The Perl Toolchain Summit needs more sponsors. If your company depends on Perl, please support this very important event.

NAME

Lingua::EN::Bigram - Extract n-grams from a text and list them according to frequency and/or T-Score

SYNOPSIS

  # initalize
  use Lingua::EN::Bigram;
  $ngrams = Lingua::EN::Bigram->new;
  $ngrams->text( 'All men by nature desire to know. An indication of this...' );

  # calculate t-score for bigrams; t-score is only available for bigrams
  $tscore = $ngrams->tscore;
  foreach ( sort { $$tscore{ $b } <=> $$tscore{ $a } } keys %$tscore ) {

    print "$$tscore{ $_ }\t" . "$_\n";

  }

  # list trigrams according to frequency
  @trigrams = $ngrams->ngram( 3 );
  $count = $ngrams->ngram_count( \@trigrams );
  foreach my $trigram ( sort { $$count{ $b } <=> $$count{ $a } } keys %$count ) {

    print $$count{ $trigram }, "\t$trigram\n";

  }

DESCRIPTION

This module is designed to: 1) pull out all of the ngrams (multi-word phrases) in a given text, and 2) list these phrases according to their frequency. Using this module is it possible to create lists of the most common phrases in a text as well as order them by their statistical occurance, thus implying significance. This process is useful for the purposes of textual analysis and "distant reading".

METHODS

new

Create a new, empty Lingua::EN::Bigram object:

  # initalize
  $ngrams = Lingua::EN::Bigram->new;

text

Set or get the text to be analyzed:

  # fill Lingua::EN::Bigram object with content 
  $ngrams->text( 'All good things must come to an end...' );

  # get the Lingua::EN::Bigram object's content 
  $text = $ngrams->text;

words

Return a list of all the tokens in a text. Each token will be a word or puncutation mark:

  # get words
  @words = $ngrams->words;

word_count

Return a reference to a hash whose keys are a token and whose values are the number of times the token occurs in the text:

  # get word count
  $word_count = $ngrams->word_count;

  # list the words according to frequency
  foreach ( sort { $$word_count{ $b } <=> $$word_count{ $a } } keys %$word_count ) {

    print $$word_count{ $_ }, "\t$_\n";

  }

bigrams

Return a list of all bigrams in the text. Each item will be a pair of tokens and the tokens may consist of words or puncutation marks:

  # get bigrams
  @bigrams = $ngrams->bigrams;

This is a convienience method for the ngram method, described below. It is identical to $ngrams->ngram( 2 ).
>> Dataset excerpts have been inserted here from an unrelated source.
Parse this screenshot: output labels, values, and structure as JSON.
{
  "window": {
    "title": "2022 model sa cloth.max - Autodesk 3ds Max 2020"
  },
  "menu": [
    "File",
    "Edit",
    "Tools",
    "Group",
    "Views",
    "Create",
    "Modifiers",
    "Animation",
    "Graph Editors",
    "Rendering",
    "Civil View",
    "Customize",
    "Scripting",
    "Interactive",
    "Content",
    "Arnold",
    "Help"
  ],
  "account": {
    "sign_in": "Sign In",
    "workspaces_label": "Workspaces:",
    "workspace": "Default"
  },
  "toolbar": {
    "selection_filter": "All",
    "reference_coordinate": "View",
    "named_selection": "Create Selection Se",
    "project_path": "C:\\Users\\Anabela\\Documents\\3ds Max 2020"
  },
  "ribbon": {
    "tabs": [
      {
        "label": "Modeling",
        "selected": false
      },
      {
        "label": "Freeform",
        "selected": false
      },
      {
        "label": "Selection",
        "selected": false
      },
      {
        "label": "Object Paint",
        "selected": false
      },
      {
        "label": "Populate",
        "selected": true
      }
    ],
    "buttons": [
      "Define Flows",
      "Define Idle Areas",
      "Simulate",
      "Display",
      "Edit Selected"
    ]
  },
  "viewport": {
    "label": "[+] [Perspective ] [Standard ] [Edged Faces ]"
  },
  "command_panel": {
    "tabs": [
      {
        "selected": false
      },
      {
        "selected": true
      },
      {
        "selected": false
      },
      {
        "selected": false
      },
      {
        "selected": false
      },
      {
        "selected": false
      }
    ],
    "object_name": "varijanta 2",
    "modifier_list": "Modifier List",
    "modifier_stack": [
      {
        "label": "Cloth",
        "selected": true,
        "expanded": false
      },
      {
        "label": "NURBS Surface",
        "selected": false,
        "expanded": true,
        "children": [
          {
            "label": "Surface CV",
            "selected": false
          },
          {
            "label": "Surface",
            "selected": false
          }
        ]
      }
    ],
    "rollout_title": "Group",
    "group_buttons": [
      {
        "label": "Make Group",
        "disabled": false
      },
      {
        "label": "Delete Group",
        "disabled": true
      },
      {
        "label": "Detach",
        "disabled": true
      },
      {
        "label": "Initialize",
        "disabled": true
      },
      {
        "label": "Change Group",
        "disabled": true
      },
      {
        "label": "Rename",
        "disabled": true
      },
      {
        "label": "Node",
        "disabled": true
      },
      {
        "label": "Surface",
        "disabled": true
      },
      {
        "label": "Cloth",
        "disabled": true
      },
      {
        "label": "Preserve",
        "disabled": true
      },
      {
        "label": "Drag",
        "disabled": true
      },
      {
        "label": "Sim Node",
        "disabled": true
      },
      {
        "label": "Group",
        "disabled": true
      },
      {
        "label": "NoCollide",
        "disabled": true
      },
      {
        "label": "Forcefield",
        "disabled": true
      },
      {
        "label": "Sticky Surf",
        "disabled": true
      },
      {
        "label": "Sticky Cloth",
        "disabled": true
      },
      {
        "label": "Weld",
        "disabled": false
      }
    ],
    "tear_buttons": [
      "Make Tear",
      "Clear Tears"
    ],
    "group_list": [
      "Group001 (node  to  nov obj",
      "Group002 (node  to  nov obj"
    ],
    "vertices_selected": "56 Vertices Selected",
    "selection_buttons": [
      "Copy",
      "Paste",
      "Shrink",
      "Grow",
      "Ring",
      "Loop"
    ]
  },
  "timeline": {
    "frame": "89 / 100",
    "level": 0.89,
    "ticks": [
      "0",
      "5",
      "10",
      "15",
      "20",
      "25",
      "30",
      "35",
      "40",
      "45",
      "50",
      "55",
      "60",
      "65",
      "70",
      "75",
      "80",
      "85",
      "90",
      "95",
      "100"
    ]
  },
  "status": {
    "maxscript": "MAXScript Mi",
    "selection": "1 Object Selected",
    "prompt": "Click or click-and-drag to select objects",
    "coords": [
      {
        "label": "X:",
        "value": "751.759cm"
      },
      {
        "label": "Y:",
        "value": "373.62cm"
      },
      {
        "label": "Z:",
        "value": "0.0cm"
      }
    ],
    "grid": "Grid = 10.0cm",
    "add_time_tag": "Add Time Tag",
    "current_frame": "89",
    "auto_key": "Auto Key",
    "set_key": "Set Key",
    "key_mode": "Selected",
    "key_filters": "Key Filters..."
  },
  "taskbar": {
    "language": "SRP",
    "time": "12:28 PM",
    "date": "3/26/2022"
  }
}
In fact, that is exactly what is called within the module itself.

bigram_count

Return a reference to a hash whose keys are a bigram and whose values are the frequency of the bigram in the text:

  # get bigram count
  $count = $ngrams->bigram_count;

  # list the bigrams according to frequency
  foreach ( sort { $$count{ $b } <=> $$count{ $a } } keys %$count ) {

    print $$count{ $_ }, "\t$_\n";

  }

tscore

Return a reference to a hash whose keys are a bigram and whose values are a T-Score -- a probabalistic calculation determining the significance of the bigram occuring in the text:

  # get t-score
  $tscore = $ngrams->tscore;

  # list bigrams according to t-score
  foreach ( sort { $$tscore{ $b } <=> $$tscore{ $a } } keys %$tscore ) {

          print "$$tscore{ $_ }\t" . "$_\n";

  }

T-Score can only be computed against bigrams.

trigrams

Return a list of all trigrams (three-word phrases) in the text. Each item will include three tokens and the tokens may consist of words or puncutation marks:

  # get trigrams
  @trigrams = $ngrams->trigrams;

This is a convienience method for the ngram method, described below. It is identical to $ngrams->ngram( 3 ). In fact, that is exactly what is called within the module itself.

trigram_count

Return a reference to a hash whose keys are a trigram and whose values are the frequency of the trigram in the text:

  # get trigram count
  $count = $ngrams->trigram_count;

  # list the trigrams according to frequency
  foreach ( sort { $$count{ $b } <=> $$count{ $a } } keys %$count ) {

    print $$count{ $_ }, "\t$_\n";

  }

quadgrams

Return a list of all quadgrams (four-word phrases) in the text. Each item will include four tokens and the tokens may consist of words or puncutation marks:

  # get quadgrams
  @quadgrams = $ngrams->quadgrams;

This is a convienience method for the ngram method, described below. It is identical to $ngrams->ngram( 4 ). In fact, that is exactly what is called within the module itself.

quadgram_count

Return a reference to a hash whose keys are a quadgram and whose values are the frequency of the quadgram in the text:

  # get quadgram count
  $count = $ngrams->quadgram_count;

  # list the trigrams according to frequency
  foreach ( sort { $$count{ $b } <=> $$count{ $a } } keys %$count ) {

    print $$count{ $_ }, "\t$_\n";

  }

ngram

Return a list of ngrams where the length of each ngram is denoted by the method's parameter:

  # create a list of trigrams
  @trigrams = $ngrams->ngram( 3 );
  

This method requires a single parameter and that parameter must be an integer.

ngram_count

Given a reference to an array, return a reference to a hash whose keys are an ngram and whose values are the frequency of the ngram in the text:

  # count ngram frequency
  $counts = $ngrams->ngram_count( \@trigrams );
  foreach ( sort { $$counts{ $b } <=> $$counts{ $a } } keys %$counts ) {

    print $$counts{ $_ }, "\t$_\n";
        
  }

DISCUSSION

Given the increasing availability of full text materials, this module is intended to help "digital humanists" apply mathematical methods to the analysis of texts. For example, the developer can extract the high-frequency words using the word_count method and allow the user to search for those words in a concordance. The bigram_count method simply returns the frequency of a given bigram, but the tscore method can order them in a more finely tuned manner.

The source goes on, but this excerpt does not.